American artist Joan Snyder has joined Thaddaeus Ropac gallery, marking a significant development in her career.
Represented by the gallery in Europe and Asia in collaboration with Canada Gallery in the US, Snyder’s work will now have an expanded international reach. Her inaugural solo exhibition with Thaddaeus Ropac is scheduled for November 2024 at the gallery’s London location.
Snyder’s paintings are currently featured in two prominent exhibitions: “Painterly Gestures” at Tate Modern, London, and “Making Their Mark” at the Shah Garg Foundation in New York. Her works are held in major institutional collections worldwide, including the Museum of Modern Art in New York, Tate Modern in London, and the Art Institute of Chicago.
“Joan Snyder’s important contribution to the field of American abstraction from the 1970s onwards is distinguished by her intuition for fearless mark making and composition,” Ropac told ARTnews in an email. “Her practice over the course of nearly six decades has remained steadfast to a deeply felt truth.”
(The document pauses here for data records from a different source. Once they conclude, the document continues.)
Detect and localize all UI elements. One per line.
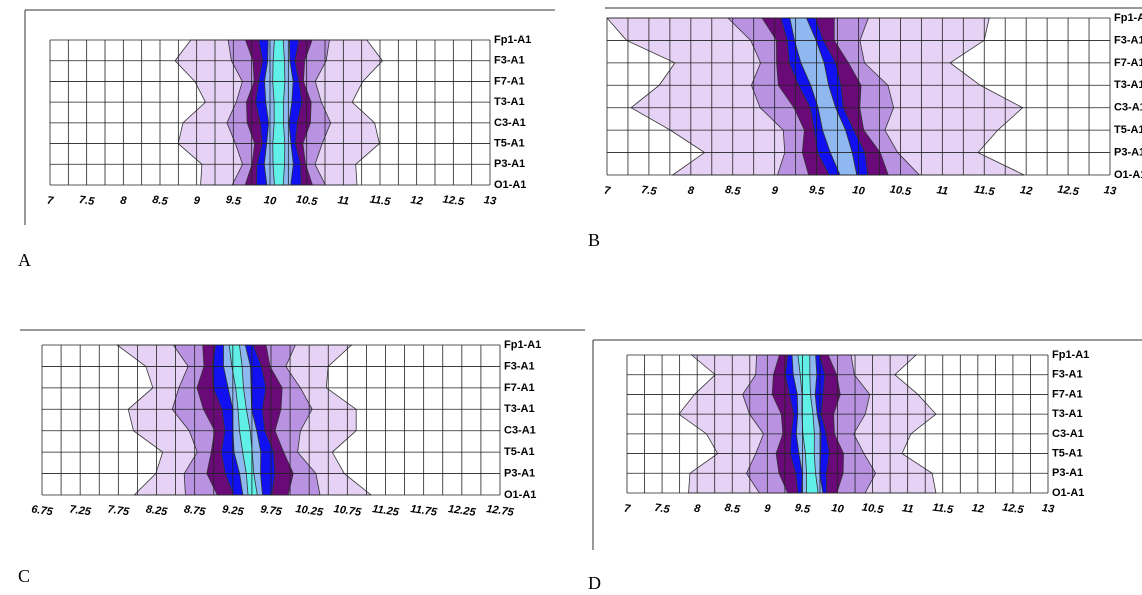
x-tick-label: 9: [763, 503, 772, 516]
channel-label: Fp1-A: [1114, 12, 1142, 24]
x-tick-label: 7.75: [107, 503, 131, 518]
x-tick-label: 9.5: [225, 194, 243, 208]
panel-label: D: [588, 573, 601, 593]
x-tick-label: 13: [1041, 502, 1055, 516]
channel-label: F7-A1: [494, 75, 525, 87]
x-tick-label: 9: [771, 185, 780, 198]
channel-label: Fp1-A1: [494, 34, 531, 46]
panel-label: C: [18, 566, 30, 586]
x-tick-label: 12.5: [1057, 183, 1081, 198]
channel-label: Fp1-A1: [504, 339, 541, 351]
x-tick-label: 11: [936, 184, 949, 197]
x-tick-label: 11: [901, 502, 914, 515]
channel-label: F3-A1: [1114, 34, 1142, 46]
x-tick-label: 11.75: [410, 503, 439, 519]
x-tick-label: 7.5: [654, 502, 672, 516]
channel-label: C3-A1: [494, 117, 526, 129]
channel-label: C3-A1: [1114, 102, 1142, 114]
channel-label: F7-A1: [1052, 388, 1083, 400]
x-tick-label: 12.5: [442, 193, 466, 208]
x-tick-label: 11: [337, 194, 350, 207]
channel-label: P3-A1: [1114, 146, 1142, 158]
x-tick-label: 6.75: [31, 503, 55, 518]
x-tick-label: 10.75: [333, 503, 363, 519]
channel-label: O1-A1: [1114, 169, 1142, 181]
x-tick-label: 7.25: [69, 503, 93, 518]
channel-label: C3-A1: [504, 425, 536, 437]
x-tick-label: 8.5: [724, 502, 742, 516]
x-tick-label: 12: [410, 194, 424, 208]
channel-label: P3-A1: [1052, 467, 1083, 479]
panel-label: B: [588, 230, 600, 250]
x-tick-label: 8: [693, 503, 702, 516]
x-tick-label: 8.75: [183, 503, 207, 518]
channel-label: F7-A1: [504, 382, 535, 394]
x-tick-label: 10.25: [295, 503, 325, 519]
channel-label: F3-A1: [504, 360, 535, 372]
x-tick-label: 7: [46, 195, 55, 208]
x-tick-label: 9: [193, 195, 202, 208]
x-tick-label: 12.25: [447, 503, 477, 519]
x-tick-label: 8.5: [724, 184, 742, 198]
x-tick-label: 7: [623, 503, 632, 516]
x-tick-label: 9.25: [221, 503, 245, 518]
x-tick-label: 11.5: [973, 184, 996, 199]
x-tick-label: 8.25: [145, 503, 169, 518]
channel-label: P3-A1: [494, 158, 525, 170]
channel-label: Fp1-A1: [1052, 349, 1089, 361]
channel-label: O1-A1: [494, 179, 526, 191]
x-tick-label: 10: [831, 502, 846, 516]
x-tick-label: 11.5: [932, 502, 955, 517]
x-tick-label: 12: [971, 502, 985, 516]
channel-label: O1-A1: [504, 489, 536, 501]
x-tick-label: 7.5: [78, 194, 96, 208]
x-tick-label: 8.5: [152, 194, 170, 208]
x-tick-label: 9.75: [260, 503, 284, 518]
channel-label: T5-A1: [1052, 447, 1083, 459]
x-tick-label: 9.5: [794, 502, 812, 516]
channel-label: T3-A1: [1052, 408, 1083, 420]
channel-label: F3-A1: [1052, 369, 1083, 381]
channel-label: T5-A1: [494, 137, 525, 149]
x-tick-label: 13: [483, 194, 497, 208]
x-tick-label: 13: [1103, 184, 1117, 198]
channel-label: T5-A1: [1114, 124, 1142, 136]
x-tick-label: 9.5: [808, 184, 826, 198]
x-tick-label: 10.5: [295, 193, 319, 208]
x-tick-label: 12.5: [1001, 501, 1025, 516]
channel-label: T3-A1: [494, 96, 525, 108]
channel-label: F3-A1: [494, 55, 525, 67]
x-tick-label: 10.5: [861, 501, 885, 516]
x-tick-label: 7: [603, 185, 612, 198]
channel-label: T5-A1: [504, 446, 535, 458]
x-tick-label: 12: [1019, 184, 1033, 198]
x-tick-label: 10.5: [889, 183, 913, 198]
contour-band: [272, 39, 286, 186]
x-tick-label: 10: [852, 184, 867, 198]
x-tick-label: 12.75: [486, 503, 516, 519]
x-tick-label: 10: [263, 194, 278, 208]
x-tick-label: 8: [119, 195, 128, 208]
channel-label: T3-A1: [504, 403, 535, 415]
channel-label: O1-A1: [1052, 487, 1084, 499]
channel-label: F7-A1: [1114, 57, 1142, 69]
x-tick-label: 11.25: [371, 503, 400, 519]
x-tick-label: 11.5: [369, 194, 392, 209]
channel-label: C3-A1: [1052, 428, 1084, 440]
x-tick-label: 8: [687, 185, 696, 198]
x-tick-label: 7.5: [641, 184, 659, 198]
channel-label: P3-A1: [504, 467, 535, 479]
channel-label: T3-A1: [1114, 79, 1142, 91]
panel-label: A: [18, 250, 31, 270]
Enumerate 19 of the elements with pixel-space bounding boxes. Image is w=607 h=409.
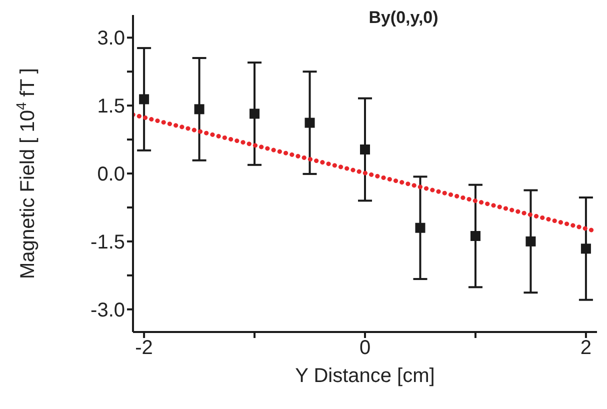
point: [526, 236, 536, 246]
y-tick-label: -1.5: [90, 232, 125, 254]
y-tick-label: -3.0: [90, 299, 125, 322]
y-tick-label: 3.0: [97, 28, 125, 50]
y-tick-label: 1.5: [97, 96, 125, 118]
x-tick-label: -2: [135, 337, 153, 360]
point: [415, 222, 426, 233]
y-tick-label: 0.0: [97, 164, 125, 186]
chart-title: By(0,y,0): [368, 8, 440, 28]
x-tick-label: 0: [359, 337, 371, 360]
x-tick-label: 2: [580, 337, 592, 360]
point: [250, 108, 260, 119]
point: [194, 104, 204, 114]
point: [304, 118, 315, 128]
x-axis-title: Y Distance [cm]: [295, 365, 435, 387]
point: [139, 94, 150, 104]
point: [470, 230, 480, 241]
point: [360, 144, 370, 154]
point: [580, 244, 591, 254]
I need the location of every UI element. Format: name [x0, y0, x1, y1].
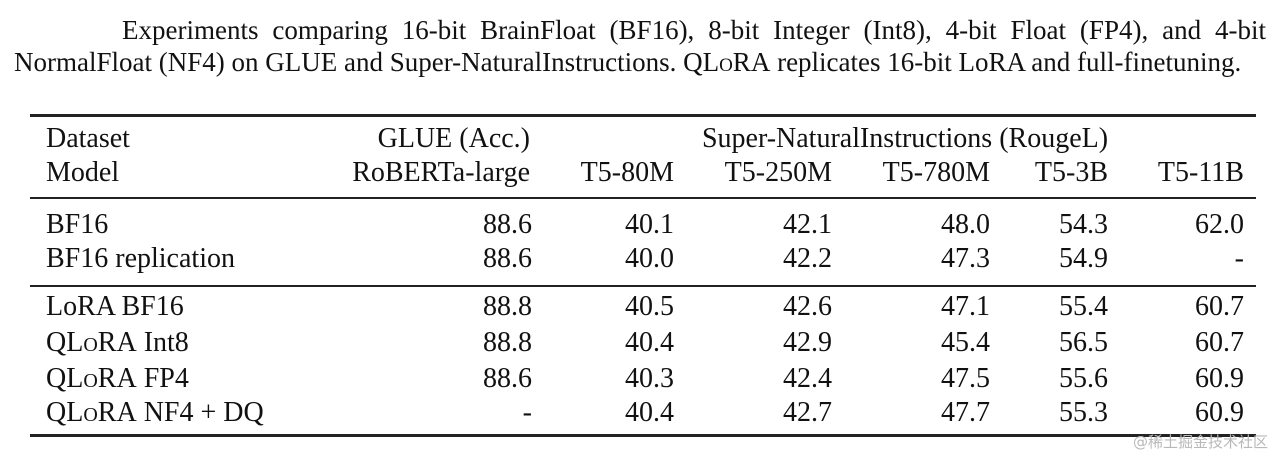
table-cell: 55.6	[1059, 363, 1108, 394]
table-cell: 42.2	[783, 243, 832, 274]
table-cell: 42.7	[783, 397, 832, 428]
table-cell: 88.6	[483, 243, 532, 274]
table-cell: 42.1	[783, 209, 832, 240]
table-cell: -	[1234, 243, 1244, 274]
row-model-name: BF16	[46, 209, 109, 240]
table-caption: Experiments comparing 16-bit BrainFloat …	[14, 15, 1266, 77]
table-cell: 88.8	[483, 327, 532, 358]
table-cell: 54.3	[1059, 209, 1108, 240]
table-cell: 60.7	[1195, 291, 1244, 322]
table-cell: 55.4	[1059, 291, 1108, 322]
table-cell: 42.6	[783, 291, 832, 322]
table-cell: -	[522, 397, 532, 428]
table-cell: 60.7	[1195, 327, 1244, 358]
sni-model-header: T5-80M	[580, 157, 674, 188]
table-cell: 40.0	[625, 243, 674, 274]
table-cell: 40.5	[625, 291, 674, 322]
table-cell: 47.5	[941, 363, 990, 394]
watermark: @稀土掘金技术社区	[1132, 433, 1268, 451]
sni-header: Super-NaturalInstructions (RougeL)	[701, 123, 1109, 154]
table-cell: 40.1	[625, 209, 674, 240]
top-rule	[30, 114, 1256, 117]
table-cell: 42.4	[783, 363, 832, 394]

Snyder’s contribution to American abstraction has been significant, as she consciously worked against the male-dominated conventions of Minimalism, Abstract Expressionism, and Color Field painting. Her paintings often incorporate personal motifs such as roses, totems, and abstracted figures, challenging the boundaries of traditional painting techniques.
Organized into three main groups of work—Strokes, Symphonies, and Fields—Snyder’s oeuvre explores various themes and formal approaches. The Strokes feature brightly colored bars dancing across canvases, while the Symphonies evoke the influence of music in her artmaking. The Field paintings, inspired by rural landscapes, reflect Snyder’s personal and mythical narratives, utilizing an allover treatment of the canvas to express ideas of renewal and transformation.
Last year at Christie’s 20th Century Evening Sale, Snyder’s 1973 picture The Stripper nearly quadrupled its high estimate of $120,000 to sell for $478,800, a record for the artist at auction. The following day, that success was repeated in the Post-War & Contemporary Art Day Sale, where her large canvas, Celebration (1979), sold for $239,400 against a high estimate of $50,000. (Both prices include fees.)